Jeremiah 18:2 “Come, go down to the potter’s house, and there I will let you hear my words.”
Commentary by Hovak Najarian
The Potter and Wheel, Jaffa, Palestine, pen and ink (book illustration), 1859, William Hanna Thomson (19th century)
Clay is abundant. We tend to think of it as being almost worthless and despite the amount that is used (for everything from bricks to dinnerware), the supply is not being depleted. It is formed by the action of the elements as they break down and erode the surface of the earth. In the process, minute particles of decomposed rock and organic matter are moved by water to low lying areas where clay beds are formed. When clay is moist, it has great plasticity; often it can be used just as it is found. A potter wedges the clay – somewhat like kneading dough – to make it even in consistency and then a pot may be hand-built by the coil method, or “thrown” on a wheel.

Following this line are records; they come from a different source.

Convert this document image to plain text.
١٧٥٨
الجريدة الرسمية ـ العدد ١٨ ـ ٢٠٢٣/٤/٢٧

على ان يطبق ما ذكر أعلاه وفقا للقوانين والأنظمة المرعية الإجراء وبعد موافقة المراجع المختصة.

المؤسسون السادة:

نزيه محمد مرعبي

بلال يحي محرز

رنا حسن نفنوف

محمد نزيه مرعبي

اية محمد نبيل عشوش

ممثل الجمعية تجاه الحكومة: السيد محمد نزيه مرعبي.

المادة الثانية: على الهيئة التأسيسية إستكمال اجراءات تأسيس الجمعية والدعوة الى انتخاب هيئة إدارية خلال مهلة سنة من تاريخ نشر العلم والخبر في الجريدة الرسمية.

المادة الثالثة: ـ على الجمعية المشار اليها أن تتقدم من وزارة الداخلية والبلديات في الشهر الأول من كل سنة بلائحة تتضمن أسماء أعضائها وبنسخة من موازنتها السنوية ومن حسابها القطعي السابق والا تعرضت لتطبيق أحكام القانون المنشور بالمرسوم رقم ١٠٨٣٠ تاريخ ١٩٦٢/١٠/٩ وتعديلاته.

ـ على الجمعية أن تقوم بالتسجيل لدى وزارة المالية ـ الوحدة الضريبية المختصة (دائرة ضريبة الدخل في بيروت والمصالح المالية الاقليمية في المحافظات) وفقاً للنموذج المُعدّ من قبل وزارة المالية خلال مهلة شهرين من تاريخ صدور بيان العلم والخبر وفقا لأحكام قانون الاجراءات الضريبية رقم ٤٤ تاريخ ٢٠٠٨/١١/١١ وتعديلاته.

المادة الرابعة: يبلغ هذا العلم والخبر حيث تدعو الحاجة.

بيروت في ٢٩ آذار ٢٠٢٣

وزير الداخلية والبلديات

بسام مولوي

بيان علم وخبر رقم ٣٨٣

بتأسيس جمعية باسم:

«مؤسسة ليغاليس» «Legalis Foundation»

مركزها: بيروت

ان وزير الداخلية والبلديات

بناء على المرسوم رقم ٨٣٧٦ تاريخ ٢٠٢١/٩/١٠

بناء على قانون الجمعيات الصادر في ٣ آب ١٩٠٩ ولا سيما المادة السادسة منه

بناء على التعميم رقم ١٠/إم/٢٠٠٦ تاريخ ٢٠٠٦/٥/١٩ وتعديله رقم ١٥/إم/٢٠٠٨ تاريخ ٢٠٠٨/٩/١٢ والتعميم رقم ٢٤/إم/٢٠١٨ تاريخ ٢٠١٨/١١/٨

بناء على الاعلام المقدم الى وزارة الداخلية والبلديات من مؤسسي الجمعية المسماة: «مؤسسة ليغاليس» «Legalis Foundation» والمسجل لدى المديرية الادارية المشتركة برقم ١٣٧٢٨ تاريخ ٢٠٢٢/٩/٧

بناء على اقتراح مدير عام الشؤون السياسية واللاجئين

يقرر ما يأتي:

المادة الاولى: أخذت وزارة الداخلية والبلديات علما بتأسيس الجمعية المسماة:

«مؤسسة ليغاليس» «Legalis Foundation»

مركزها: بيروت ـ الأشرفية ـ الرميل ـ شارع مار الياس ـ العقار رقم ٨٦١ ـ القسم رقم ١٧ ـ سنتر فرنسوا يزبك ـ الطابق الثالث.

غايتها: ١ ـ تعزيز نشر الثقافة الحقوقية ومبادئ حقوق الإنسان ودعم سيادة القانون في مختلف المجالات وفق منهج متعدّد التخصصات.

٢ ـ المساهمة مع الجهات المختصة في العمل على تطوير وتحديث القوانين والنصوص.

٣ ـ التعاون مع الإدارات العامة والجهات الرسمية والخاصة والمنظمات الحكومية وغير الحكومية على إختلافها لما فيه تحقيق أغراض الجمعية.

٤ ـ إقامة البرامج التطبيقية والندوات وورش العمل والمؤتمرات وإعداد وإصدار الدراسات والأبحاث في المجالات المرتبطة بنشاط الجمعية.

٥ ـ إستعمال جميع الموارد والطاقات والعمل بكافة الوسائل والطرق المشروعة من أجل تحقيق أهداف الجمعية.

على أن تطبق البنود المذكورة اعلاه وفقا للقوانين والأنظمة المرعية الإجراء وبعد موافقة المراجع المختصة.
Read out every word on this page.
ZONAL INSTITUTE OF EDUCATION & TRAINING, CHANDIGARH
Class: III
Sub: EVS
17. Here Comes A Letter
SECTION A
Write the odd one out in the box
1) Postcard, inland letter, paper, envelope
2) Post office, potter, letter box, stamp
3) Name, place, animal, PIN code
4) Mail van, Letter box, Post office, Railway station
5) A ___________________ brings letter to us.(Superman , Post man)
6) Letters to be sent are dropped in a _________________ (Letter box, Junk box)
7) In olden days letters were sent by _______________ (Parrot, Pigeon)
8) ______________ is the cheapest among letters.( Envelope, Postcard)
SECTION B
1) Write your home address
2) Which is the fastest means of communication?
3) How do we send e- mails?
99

A potter’s wheel is a simple device. Its top is a flat disc (today wheel heads are made usually from an aluminum alloy) and a shaft connects it to a larger and heavier disc below, a flywheel. The wheel head and flywheel are supported by a frame; attached to it may be a bench for the potter and a table that provides a place for a pail of water, clay, and tools. When making a pot on a wheel, a potter throws a ball of clay onto the wheel head. The hands are lubricated in water and the flywheel is kicked. As the wheel is turning, the hands are braced and placed on the clay to center it; the centered clay then is opened, raised and given form (bottle, bowl, storage vessel, etc). After a pot is trimmed and thoroughly dry (“bone dry”) it is placed in a kiln. The high temperature in a kiln fuses clay particles and hardens the pot.
In 1834, William McClure Thomson went to the Near East as a missionary and after twenty-three years in the Holy Land he wrote: The Land and the Book: Biblical Illustrations Drawn from the Manners and Customs, the Scenes and Scenery of the Holy Land. In his book, Thomson wrote about the setting in which Bible stories took place and his son, William Hanna, illustrated the text with over 200 drawings. “The Potter and Wheel” depicts a Palestinian artisan giving final shape to a pot that has been thrown. “Throwing” is a process that has not changed for thousands of years and when Jeremiah went to the potter’s house, as directed by the Lord, the potter at the wheel would have been very much like what Thomson depicts in the nineteenth century illustration above. At the time Jeremiah arrived, a thrown pot was still on the wheel; the potter was reshaping it because it was flawed. For Jeremiah, seeing the potter at the wheel was a graphic demonstration. Just as a potter controls clay, the form of nations is in the Lord’s hands.
Although firing gives clay strength in compression, it is weak in tensile strength; it can break easily. Thus a person who exhibits a flaw in character is said to have, “feet of clay.”